I am curious if any of you experience the same thing. I often get calls from hard of hearing people desperate for help and information. It’s often job related. More often than not they know very little about their own disability, but to hear them talk they’ve seen the light! They need help and they want it NOW! Then as you explain some basic information and provide some resources you get responses like – “Oh good finally someone understands what I’m going through”, “I feel so much better about myself after talking to you”, “Why hasn’t someone told me this before?” Of course the information is basic information known to all of us here but is often unknown – though certainly available – to the hard of hearing hoard out there across America.

As always I ask questions to assess the person and their needs. If the contact isn’t made through email I usually follow up through email if they have it as I can attach sites and information related to their questions. Always I ask only that they let me know what they found helpful and what they found not to be helpful; rarely IF EVER do I hear from them again. Not a thanks, or a follow up or a request for more information, I hear nothing from them. In the situations where I do hear from them again it’s months later when they’ve reached another crisis. And once again they want help NOW! I try to explain that if they’d accept the responsibility of understanding their own disability and make an effort to stay informed (I always mention HOH-LD and HLWork) that their world would be a much easier and accessible place. I try to explain that I am hard of hearing just as they are and that I know from experience that those of us who have taken ownership of our hearing losses no longer live in panic mode. Yes we do have a hearing crisis from time to time but we take it in stride and work it out as best we can using all the resources available to us. The damnedest thing is in most cases they listen but you can tell they aren’t interested. They only want me to fix the problem they face at the moment. They aren’t interested in preventing like situations from happening to them in the future. They don’t appear to be interested in being responsible for handling their own disability. In my experience this happens often. Does it happen to anyone else? Has anyone a clue as to why this happens? Why would people want to continue to live in crisis, to live as emotional train wrecks when the answers to having a much more stable and satisfying life are readily available?
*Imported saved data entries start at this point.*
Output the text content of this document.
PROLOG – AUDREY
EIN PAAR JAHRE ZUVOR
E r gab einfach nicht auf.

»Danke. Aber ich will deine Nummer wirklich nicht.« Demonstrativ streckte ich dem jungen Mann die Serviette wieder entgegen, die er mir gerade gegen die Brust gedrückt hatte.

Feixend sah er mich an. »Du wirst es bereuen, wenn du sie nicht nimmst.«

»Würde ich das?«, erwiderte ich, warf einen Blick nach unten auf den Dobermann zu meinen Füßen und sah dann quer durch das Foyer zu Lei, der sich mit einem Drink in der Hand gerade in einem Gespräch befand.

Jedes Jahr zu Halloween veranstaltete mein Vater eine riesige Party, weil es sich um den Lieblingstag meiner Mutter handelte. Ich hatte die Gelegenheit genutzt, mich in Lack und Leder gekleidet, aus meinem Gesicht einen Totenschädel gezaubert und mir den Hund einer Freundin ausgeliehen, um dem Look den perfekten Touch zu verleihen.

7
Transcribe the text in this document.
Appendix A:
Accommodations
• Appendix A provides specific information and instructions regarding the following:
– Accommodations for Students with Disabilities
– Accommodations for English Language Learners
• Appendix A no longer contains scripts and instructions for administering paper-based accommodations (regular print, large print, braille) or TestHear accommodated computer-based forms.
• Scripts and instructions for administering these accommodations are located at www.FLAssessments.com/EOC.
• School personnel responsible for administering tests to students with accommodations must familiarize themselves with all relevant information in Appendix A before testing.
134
“Here’s the key to handling much of your problems, like the one you’re facing now. Take this key and you’ll experience more freedom and independence and improved self esteem and greater calm in your daily life than you ever thought possible.”

“No thanks, just solve the problem I’m facing now. And hurry please I am in a state of panic, I really need help. Life isn’t fair. This isn’t right. Please help me.”

Rick:

I would hazard a guess that it is denial. One of the ironic things about government policy here [Ed.: Rick lives in Canada], is that solutions are to be made with the person concerned, but as you say, they don’t have the information. A lot of times, they refuse help. They don’t want a tty on their desk, or anything special done for them, because they are intent on proving they don’t have a disability. Most fear it will hamper advancement (as if their loss doesn’t!). It is hard to deal with something effectively, until you admit it exists.

Our solution is to recommend removal of systemic barriers, rather than individual custom design. If a tty system that looks like IM is available on the computer server and anyone can have it that asks, its not related to the disability anymore, but you will find a lot of people grateful it’s there! Similarly, if videos used in training are open captioned, its amazing how much better senior staff learn, than before. The trick is to pick a system and redesign it with the usual systems design tools, but geared to disability inclusion. Cops with whistles used to direct traffic – now we have stoplights. Nobody realizes the accommodation, but it’s there.

[Ed.: Another list member suggested that audiologists and hearing aid dispensers are crucial in getting this kind of information out to people with hearing loss.]